I Get Tricked By the Pollen Dataset

In a nutshell: I found a dataset, “529_pollen”, that I thought would make a nice challenge for a regression (predict a single numeric value) prediction model. But after a few hours of thrashing around, I discovered that the dataset is basically just random values, and so I had wasted my time.

It all started when I was looking for a dataset to try some new ideas for a regression prediction model. After searching the Internet for a bit, I came across the “Pollen Dataset”, aka “529_pollen”, at http://www.openml.org/d/529. I gave the data description only a quick glance (this is where I went wrong — I should have looked more closely) and dove in.

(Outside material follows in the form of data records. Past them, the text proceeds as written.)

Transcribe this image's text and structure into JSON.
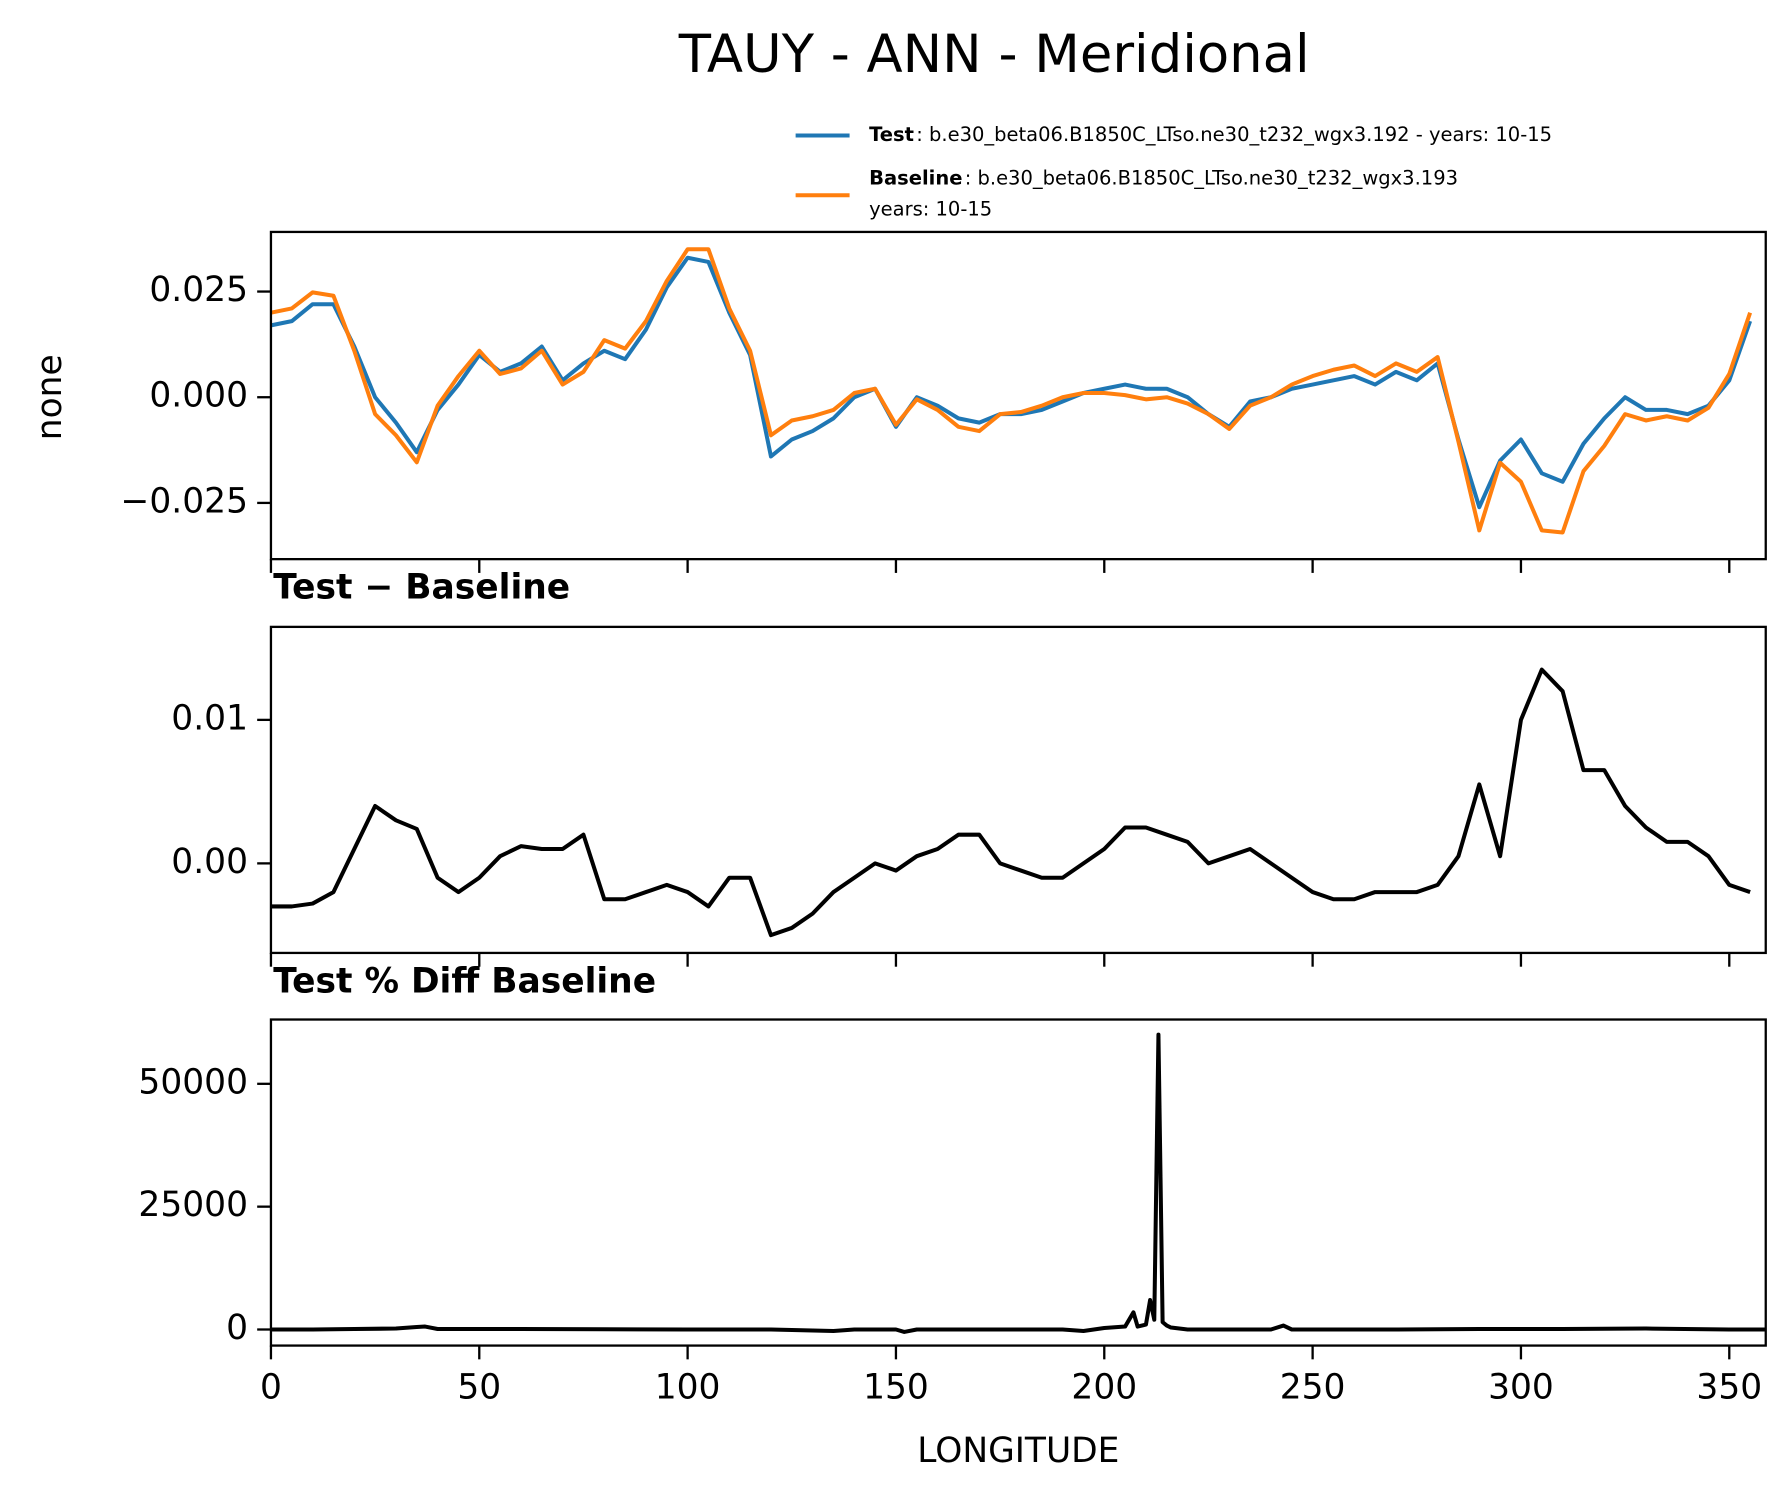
{
  "chart_data": [
    {
      "type": "line",
      "title": "TAUY - ANN - Meridional",
      "ylabel": "none",
      "x": [
        0,
        5,
        10,
        15,
        20,
        25,
        30,
        35,
        40,
        45,
        50,
        55,
        60,
        65,
        70,
        75,
        80,
        85,
        90,
        95,
        100,
        105,
        110,
        115,
        120,
        125,
        130,
        135,
        140,
        145,
        150,
        155,
        160,
        165,
        170,
        175,
        180,
        185,
        190,
        195,
        200,
        205,
        210,
        215,
        220,
        225,
        230,
        235,
        240,
        245,
        250,
        255,
        260,
        265,
        270,
        275,
        280,
        285,
        290,
        295,
        300,
        305,
        310,
        315,
        320,
        325,
        330,
        335,
        340,
        345,
        350,
        355
      ],
      "series": [
        {
          "name": "Test",
          "description": ": b.e30_beta06.B1850C_LTso.ne30_t232_wgx3.192 - years: 10-15",
          "color": "#1f77b4",
          "values": [
            0.017,
            0.018,
            0.022,
            0.022,
            0.012,
            0.0,
            -0.006,
            -0.013,
            -0.003,
            0.003,
            0.01,
            0.006,
            0.008,
            0.012,
            0.004,
            0.008,
            0.011,
            0.009,
            0.016,
            0.026,
            0.033,
            0.032,
            0.02,
            0.01,
            -0.014,
            -0.01,
            -0.008,
            -0.005,
            0.0,
            0.002,
            -0.007,
            0.0,
            -0.002,
            -0.005,
            -0.006,
            -0.004,
            -0.004,
            -0.003,
            -0.001,
            0.001,
            0.002,
            0.003,
            0.002,
            0.002,
            0.0,
            -0.004,
            -0.007,
            -0.001,
            0.0,
            0.002,
            0.003,
            0.004,
            0.005,
            0.003,
            0.006,
            0.004,
            0.008,
            -0.01,
            -0.026,
            -0.015,
            -0.01,
            -0.018,
            -0.02,
            -0.011,
            -0.005,
            0.0,
            -0.003,
            -0.003,
            -0.004,
            -0.002,
            0.004,
            0.018
          ]
        },
        {
          "name": "Baseline",
          "description": ": b.e30_beta06.B1850C_LTso.ne30_t232_wgx3.193",
          "description2": "years: 10-15",
          "color": "#ff7f0e",
          "values": [
            0.02,
            0.021,
            0.0248,
            0.024,
            0.011,
            -0.004,
            -0.009,
            -0.0154,
            -0.002,
            0.005,
            0.011,
            0.0055,
            0.0068,
            0.011,
            0.003,
            0.006,
            0.0135,
            0.0115,
            0.018,
            0.0275,
            0.035,
            0.035,
            0.021,
            0.011,
            -0.009,
            -0.0055,
            -0.0045,
            -0.003,
            0.001,
            0.002,
            -0.0065,
            -0.0005,
            -0.003,
            -0.007,
            -0.008,
            -0.004,
            -0.0035,
            -0.002,
            0.0,
            0.001,
            0.001,
            0.0005,
            -0.0005,
            0.0,
            -0.0015,
            -0.004,
            -0.0075,
            -0.002,
            0.0,
            0.003,
            0.005,
            0.0065,
            0.0075,
            0.005,
            0.008,
            0.006,
            0.0095,
            -0.0105,
            -0.0315,
            -0.0155,
            -0.02,
            -0.0315,
            -0.032,
            -0.0175,
            -0.0115,
            -0.004,
            -0.0055,
            -0.0045,
            -0.0055,
            -0.0025,
            0.0055,
            0.02
          ]
        }
      ],
      "ylim": [
        -0.0383,
        0.0391
      ],
      "yticks": [
        {
          "value": -0.025,
          "label": "−0.025"
        },
        {
          "value": 0,
          "label": "0.000"
        },
        {
          "value": 0.025,
          "label": "0.025"
        }
      ]
    },
    {
      "type": "line",
      "title": "Test − Baseline",
      "color": "#000000",
      "x": [
        0,
        5,
        10,
        15,
        20,
        25,
        30,
        35,
        40,
        45,
        50,
        55,
        60,
        65,
        70,
        75,
        80,
        85,
        90,
        95,
        100,
        105,
        110,
        115,
        120,
        125,
        130,
        135,
        140,
        145,
        150,
        155,
        160,
        165,
        170,
        175,
        180,
        185,
        190,
        195,
        200,
        205,
        210,
        215,
        220,
        225,
        230,
        235,
        240,
        245,
        250,
        255,
        260,
        265,
        270,
        275,
        280,
        285,
        290,
        295,
        300,
        305,
        310,
        315,
        320,
        325,
        330,
        335,
        340,
        345,
        350,
        355
      ],
      "values": [
        -0.003,
        -0.003,
        -0.0028,
        -0.002,
        0.001,
        0.004,
        0.003,
        0.0024,
        -0.001,
        -0.002,
        -0.001,
        0.0005,
        0.0012,
        0.001,
        0.001,
        0.002,
        -0.0025,
        -0.0025,
        -0.002,
        -0.0015,
        -0.002,
        -0.003,
        -0.001,
        -0.001,
        -0.005,
        -0.0045,
        -0.0035,
        -0.002,
        -0.001,
        0.0,
        -0.0005,
        0.0005,
        0.001,
        0.002,
        0.002,
        0.0,
        -0.0005,
        -0.001,
        -0.001,
        0.0,
        0.001,
        0.0025,
        0.0025,
        0.002,
        0.0015,
        0.0,
        0.0005,
        0.001,
        0.0,
        -0.001,
        -0.002,
        -0.0025,
        -0.0025,
        -0.002,
        -0.002,
        -0.002,
        -0.0015,
        0.0005,
        0.0055,
        0.0005,
        0.01,
        0.0135,
        0.012,
        0.0065,
        0.0065,
        0.004,
        0.0025,
        0.0015,
        0.0015,
        0.0005,
        -0.0015,
        -0.002
      ],
      "ylim": [
        -0.00624,
        0.01648
      ],
      "yticks": [
        {
          "value": 0,
          "label": "0.00"
        },
        0.01
      ]
    },
    {
      "type": "line",
      "title": "Test % Diff Baseline",
      "xlabel": "LONGITUDE",
      "color": "#000000",
      "x": [
        0,
        10,
        20,
        30,
        35,
        37,
        40,
        60,
        80,
        100,
        120,
        135,
        140,
        150,
        152,
        155,
        170,
        190,
        195,
        200,
        205,
        207,
        208,
        210,
        211,
        212,
        213,
        214,
        215,
        216,
        220,
        230,
        240,
        243,
        245,
        250,
        270,
        290,
        310,
        330,
        350,
        358.75
      ],
      "values": [
        0,
        0,
        100,
        200,
        500,
        600,
        100,
        100,
        50,
        0,
        0,
        -300,
        0,
        0,
        -500,
        0,
        0,
        0,
        -300,
        300,
        600,
        3500,
        600,
        1000,
        6000,
        2000,
        60000,
        1500,
        800,
        400,
        0,
        0,
        0,
        800,
        0,
        0,
        0,
        100,
        100,
        200,
        0,
        0
      ],
      "ylim": [
        -3271,
        63084
      ],
      "yticks": [
        0,
        25000,
        50000
      ],
      "xlim": [
        0,
        358.75
      ],
      "xticks": [
        0,
        50,
        100,
        150,
        200,
        250,
        300,
        350
      ]
    }
  ]
}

The dataset was generated synthetically, and has 3,848 rows. Each row has six values and looks like this:

-2.3482,  3.6314,  5.0289, 10.8721, -1.3852, 1
-1.1520,  1.4805,  3.2375, -0.5939,  2.1235, 2
-2.5245, -6.8633, -2.8037,  8.4631, -3.4126, 3
. . .

The first four values on each row are the predictors: “ridge”, “nub”, “crack”, “weight”. The fifth value is “density”, the value to predict. The sixth value is a 1-based ID.

I randomly split the data into a 2,886-item set for training (75%) and a 962-item set for testing (25%). To get ready, I ran the data through a scikit LinearRegression model and a scikit GradientBoostingRegressor model. Both models scored about 25% accuracy on the training and test data (a prediction within 0.20 of the true target y value).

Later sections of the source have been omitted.